The first thing that happens after crashing out is the EU cooks up a string of emergency time limited agreements just to avoid hassle on its own borders and to avoid actual civil emergencies. It will then simply wait til the UK is begging for any kind of deal.

That then is going to come with a raft of terms and conditions worse than anything we could be negotiating right now with ECJ supervision over a whole raft of EU law. The point being that no deal cannot stay no deal.

Having smacked the aerospace, pharmaceuticals and manufacturing sectors hard, there will be no safe Tory seats in the country. The middle classes will be fuming along with a seriously disgruntled working class who find their hours cut.

The narrative as it stands is that if the Tories don't deliver a hard Brexit then the headbangers will defect to Ukip, but this is assuming Ukip is even organised enough to field candidates. They'll just assume someone else will do it for them.

It's true that headbangers will be pissed off if May delivers a softer Brexit, but a lot of remainers will vote to prop up the Tories just to keep Corbyn out. That won't apply if we have a no deal Brexit. The Tories will be finished.
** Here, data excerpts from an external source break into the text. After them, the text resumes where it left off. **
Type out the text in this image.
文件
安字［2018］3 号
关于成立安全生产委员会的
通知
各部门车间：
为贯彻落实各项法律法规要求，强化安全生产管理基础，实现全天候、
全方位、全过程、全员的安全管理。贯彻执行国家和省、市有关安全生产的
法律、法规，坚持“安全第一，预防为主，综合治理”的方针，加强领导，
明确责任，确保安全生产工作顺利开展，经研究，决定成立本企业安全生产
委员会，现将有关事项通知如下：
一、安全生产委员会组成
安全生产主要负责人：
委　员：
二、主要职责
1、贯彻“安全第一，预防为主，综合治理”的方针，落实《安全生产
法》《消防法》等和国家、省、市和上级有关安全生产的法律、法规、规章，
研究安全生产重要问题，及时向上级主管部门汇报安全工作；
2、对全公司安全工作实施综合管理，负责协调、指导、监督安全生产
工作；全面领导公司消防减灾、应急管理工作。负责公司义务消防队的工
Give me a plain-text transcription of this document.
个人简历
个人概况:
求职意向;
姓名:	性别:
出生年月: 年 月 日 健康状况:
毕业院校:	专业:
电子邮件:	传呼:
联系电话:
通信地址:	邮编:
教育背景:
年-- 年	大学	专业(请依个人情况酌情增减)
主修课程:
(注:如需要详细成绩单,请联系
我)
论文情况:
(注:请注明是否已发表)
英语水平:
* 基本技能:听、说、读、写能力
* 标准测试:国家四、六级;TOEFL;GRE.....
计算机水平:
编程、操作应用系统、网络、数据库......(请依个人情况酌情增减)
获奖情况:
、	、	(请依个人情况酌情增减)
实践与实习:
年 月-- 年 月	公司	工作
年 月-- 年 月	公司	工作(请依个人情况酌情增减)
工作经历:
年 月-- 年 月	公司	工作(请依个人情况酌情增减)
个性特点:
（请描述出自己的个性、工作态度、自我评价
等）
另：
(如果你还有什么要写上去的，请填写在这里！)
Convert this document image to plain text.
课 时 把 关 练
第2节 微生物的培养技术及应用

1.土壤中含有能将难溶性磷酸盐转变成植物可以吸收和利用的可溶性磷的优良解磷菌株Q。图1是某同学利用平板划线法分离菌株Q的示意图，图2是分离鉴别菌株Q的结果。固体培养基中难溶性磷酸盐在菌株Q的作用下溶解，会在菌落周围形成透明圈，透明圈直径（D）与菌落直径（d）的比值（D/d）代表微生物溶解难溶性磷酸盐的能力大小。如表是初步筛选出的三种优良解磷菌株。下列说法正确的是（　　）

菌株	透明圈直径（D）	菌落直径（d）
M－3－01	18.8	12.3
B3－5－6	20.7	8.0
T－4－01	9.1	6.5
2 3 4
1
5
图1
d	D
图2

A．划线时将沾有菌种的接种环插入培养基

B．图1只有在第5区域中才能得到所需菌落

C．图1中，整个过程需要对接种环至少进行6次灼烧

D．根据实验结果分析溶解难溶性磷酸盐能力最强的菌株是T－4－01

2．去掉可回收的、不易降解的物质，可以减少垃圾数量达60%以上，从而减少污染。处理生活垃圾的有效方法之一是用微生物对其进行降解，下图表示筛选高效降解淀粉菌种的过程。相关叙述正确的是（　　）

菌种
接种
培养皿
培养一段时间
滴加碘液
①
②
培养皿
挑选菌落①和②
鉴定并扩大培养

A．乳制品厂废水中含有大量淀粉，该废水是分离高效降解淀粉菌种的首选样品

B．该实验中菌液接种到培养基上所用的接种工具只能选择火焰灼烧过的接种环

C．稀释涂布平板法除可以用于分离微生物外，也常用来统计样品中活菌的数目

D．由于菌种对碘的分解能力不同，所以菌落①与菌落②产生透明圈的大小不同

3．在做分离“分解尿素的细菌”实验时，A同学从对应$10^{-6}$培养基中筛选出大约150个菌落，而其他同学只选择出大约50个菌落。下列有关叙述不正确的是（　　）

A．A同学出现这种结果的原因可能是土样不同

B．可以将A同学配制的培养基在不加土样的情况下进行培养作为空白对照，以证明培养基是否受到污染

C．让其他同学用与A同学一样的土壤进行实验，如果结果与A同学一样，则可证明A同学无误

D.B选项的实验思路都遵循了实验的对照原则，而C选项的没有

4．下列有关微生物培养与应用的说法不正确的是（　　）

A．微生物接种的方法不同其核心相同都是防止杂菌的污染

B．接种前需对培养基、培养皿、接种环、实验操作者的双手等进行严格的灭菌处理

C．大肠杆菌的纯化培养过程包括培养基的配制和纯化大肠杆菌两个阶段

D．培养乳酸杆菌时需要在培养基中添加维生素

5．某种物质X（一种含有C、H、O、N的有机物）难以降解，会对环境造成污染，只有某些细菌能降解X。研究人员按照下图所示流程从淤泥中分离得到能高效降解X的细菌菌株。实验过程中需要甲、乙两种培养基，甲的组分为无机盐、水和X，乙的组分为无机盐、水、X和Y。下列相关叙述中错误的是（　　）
At that point the threat of Corbyn will be somewhat moot in that he will likely not enjoy an outright majority and will have to form a government with the Lib Dems. Moreover we will be too piss broke to do anything Corbyn wants to do.

It will take a Tory party split for them to ever be considered electable again - but by the time they take power again we will have signed up in full to some or other EU agreement, and they won't get to piss around with tariffs. By then the free trade fad will be over.

All the ultras are really doing is smashing the country against the rocks for no gain, destroying the Conservative party and handing power to a dysfunctional coalition for a decade or more that will be more socialist than anything we've seen since 1948.

If the plan was to bring about a global free trading Britain then they've chosen a pretty foolish strategy that will more than likely have the opposite effect. Britain will become more insular and more protectionist and we will see cackhanded attempts to nationalise things.

Politically I think we've crossed the event horizon, and they are going to have to learn first hand why free trade delusions are obsolete - and that will be a costly lesson we will all pay for - but afterwards the cause of free market liberalism will be dead in the water.